Several limitations should be acknowledged. First, the cross-sectional design precludes establishment of temporal relationships between coinfection and cytokine elevation; prospective studies are needed to determine whether elevated cytokines precede or follow coinfection. Cytokine analyses were not stratified by age due to limited sample sizes within infection categories, precluding robust assessment of age-related immune variation. Future studies should explore age-specific cytokine signatures, particularly in older populations where immunosenescence may influence disease outcomes.

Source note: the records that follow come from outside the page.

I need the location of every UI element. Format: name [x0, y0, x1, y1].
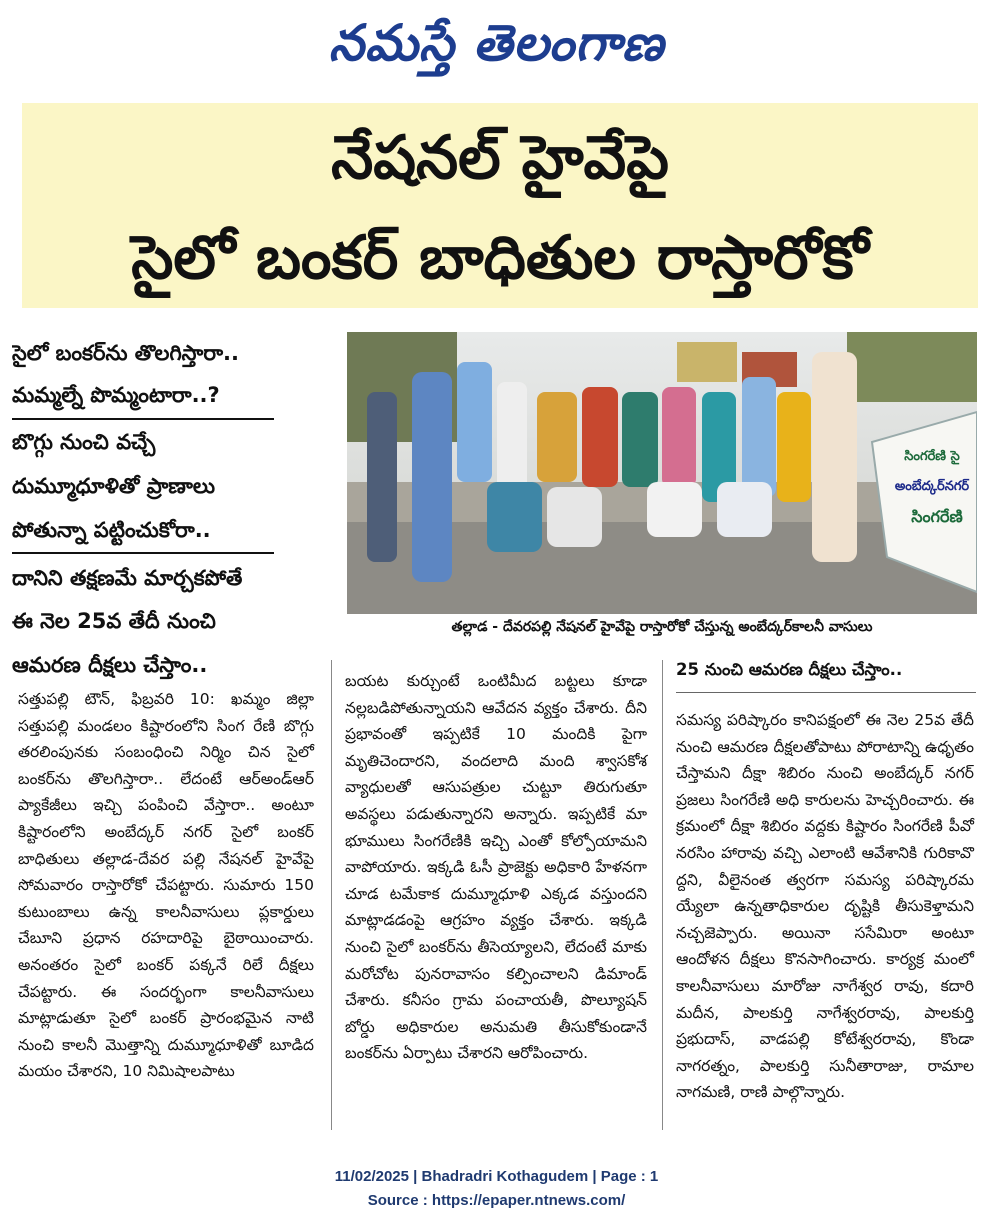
article-column-3: సమస్య పరిష్కారం కానిపక్షంలో ఈ నెల 25వ తేదీ నుంచి ఆమరణ దీక్షలతోపాటు పోరాటాన్ని ఉధృతం చేస్తామని దీక్షా శిబిరం నుంచి అంబేద్కర్ నగర్ ప్రజలు సింగరేణి అధి కారులను హెచ్చరించారు. ఈ క్రమంలో దీక్షా శిబిరం వద్దకు కిష్టారం సింగరేణి పీవో నరసిం హారావు వచ్చి ఎలాంటి ఆవేశానికి గురికావొ ద్దని, వీలైనంత త్వరగా సమస్య పరిష్కారమ య్యేలా ఉన్నతాధికారుల దృష్టికి తీసుకెళ్తామని నచ్చజెప్పారు. అయినా ససేమిరా అంటూ ఆందోళన దీక్షలు కొనసాగించారు. కార్యక్ర మంలో కాలనీవాసులు మారోజు నాగేశ్వర రావు, కదారి మదీన, పాలకుర్తి నాగేశ్వరరావు, పాలకుర్తి ప్రభుదాస్, వాడపల్లి కోటేశ్వరరావు, కొండా నాగరత్నం, పాలకుర్తి సునీతారాజు, రామాల నాగమణి, రాణి పాల్గొన్నారు.: [676, 711, 974, 1102]
kicker-1: సైలో బంకర్‌ను తొలగిస్తారా..: [12, 341, 239, 365]
kicker-8: ఆమరణ దీక్షలు చేస్తాం..: [12, 653, 208, 677]
kicker-2: మమ్మల్నే పొమ్మంటారా..?: [12, 383, 220, 407]
article-column-2: బయట కుర్చుంటే ఒంటిమీద బట్టలు కూడా నల్లబడిపోతున్నాయని ఆవేదన వ్యక్తం చేశారు. దీని ప్రభావంతో ఇప్పటికే 10 మందికి పైగా మృతిచెందారని, వందలాది మంది శ్వాసకోశ వ్యాధులతో ఆసుపత్రుల చుట్టూ తిరుగుతూ అవస్థలు పడుతున్నారని అన్నారు. ఇప్పటికే మా భూములు సింగరేణికి ఇచ్చి ఎంతో కోల్పోయామని వాపోయారు. ఇక్కడి ఓసీ ప్రాజెక్టు అధికారి హేళనగా చూడ టమేకాక దుమ్మూధూళి ఎక్కడ వస్తుందని మాట్లాడడంపై ఆగ్రహం వ్యక్తం చేశారు. ఇక్కడి నుంచి సైలో బంకర్‌ను తీసెయ్యాలని, లేదంటే మాకు మరోచోట పునరావాసం కల్పించాలని డిమాండ్ చేశారు. కనీసం గ్రామ పంచాయతీ, పొల్యూషన్ బోర్డు అధికారుల అనుమతి తీసుకోకుండానే బంకర్‌ను ఏర్పాటు చేశారని ఆరోపించారు.: [345, 672, 647, 1063]
kicker-6: దానిని తక్షణమే మార్చకపోతే: [12, 566, 243, 590]
column-divider: [331, 660, 332, 1130]
kicker-4: దుమ్మూధూళితో ప్రాణాలు: [12, 474, 216, 498]
banner-text-3: సింగరేణి: [911, 507, 963, 526]
article-subhead: 25 నుంచి ఆమరణ దీక్షలు చేస్తాం..: [676, 660, 903, 679]
footer-source: Source : https://epaper.ntnews.com/: [367, 1192, 626, 1209]
subhead-divider: [676, 692, 976, 693]
headline-line-1: నేషనల్ హైవేపై: [331, 123, 669, 193]
photo-caption: తల్లాడ - దేవరపల్లి నేషనల్ హైవేపై రాస్తారోకో చేస్తున్న అంబేద్కర్‌కాలనీ వాసులు: [451, 619, 873, 635]
kicker-5: పోతున్నా పట్టించుకోరా..: [12, 518, 211, 542]
kicker-3: బొగ్గు నుంచి వచ్చే: [12, 430, 156, 454]
news-photo: [347, 332, 977, 614]
masthead-title: నమస్తే తెలంగాణ: [328, 13, 665, 72]
column-divider: [662, 660, 663, 1130]
article-column-1: సత్తుపల్లి టౌన్, ఫిబ్రవరి 10: ఖమ్మం జిల్లా సత్తుపల్లి మండలం కిష్టారంలోని సింగ రేణి బొగ్గు తరలింపునకు సంబంధించి నిర్మిం చిన సైలో బంకర్‌ను తొలగిస్తారా.. లేదంటే ఆర్‌అండ్‌ఆర్ ప్యాకేజీలు ఇచ్చి పంపించి వేస్తారా.. అంటూ కిష్టారంలోని అంబేద్కర్ నగర్ సైలో బంకర్ బాధితులు తల్లాడ-దేవర పల్లి నేషనల్ హైవేపై సోమవారం రాస్తారోకో చేపట్టారు. సుమారు 150 కుటుంబాలు ఉన్న కాలనీవాసులు ప్లకార్డులు చేబూని ప్రధాన రహదారిపై బైఠాయించారు. అనంతరం సైలో బంకర్ పక్కనే రిలే దీక్షలు చేపట్టారు. ఈ సందర్భంగా కాలనీవాసులు మాట్లాడుతూ సైలో బంకర్ ప్రారంభమైన నాటి నుంచి కాలనీ మొత్తాన్ని దుమ్మూధూళితో బూడిద మయం చేశారని, 10 నిమిషాలపాటు: [18, 690, 314, 1081]
footer-dateline: 11/02/2025 | Bhadradri Kothagudem | Page : 1: [334, 1168, 659, 1185]
banner-text-2: అంబేద్కర్‌నగర్: [894, 479, 970, 494]
kicker-divider: [12, 552, 274, 554]
kicker-7: ఈ నెల 25వ తేదీ నుంచి: [12, 609, 216, 633]
banner-text-1: సింగరేణి సై: [904, 449, 960, 464]
headline-line-2: సైలో బంకర్ బాధితుల రాస్తారోకో: [131, 223, 869, 293]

Second, despite using a line immunoassay with virus-specific markers, serological cross-reactivity among flaviviruses cannot be entirely excluded, potentially leading to misclassification of some coinfections; the 86% concordance with PRNT90 suggests acceptable but imperfect specificity. Third, clinic-based recruitment may introduce selection bias, as participants presenting to healthcare facilities may have more severe disease than the general population. Fourth, viral RNA detection was limited by the transient viraemic window; participants sampled after viraemia resolution would be RNA-negative despite recent infection. Finally, our analysis did not include entomological data; future studies should integrate vector surveillance to strengthen the link between climate, vector abundance, and human infection.

While cytokine profiling is currently more resource-intensive than rapid pathogen-specific diagnostics, cytokine signatures may serve as complementary indicators of transmission intensity and immune burden in sentinel surveillance or research settings. Such information could support prioritisation of vector control, vaccination strategies, and preventive interventions at the population level.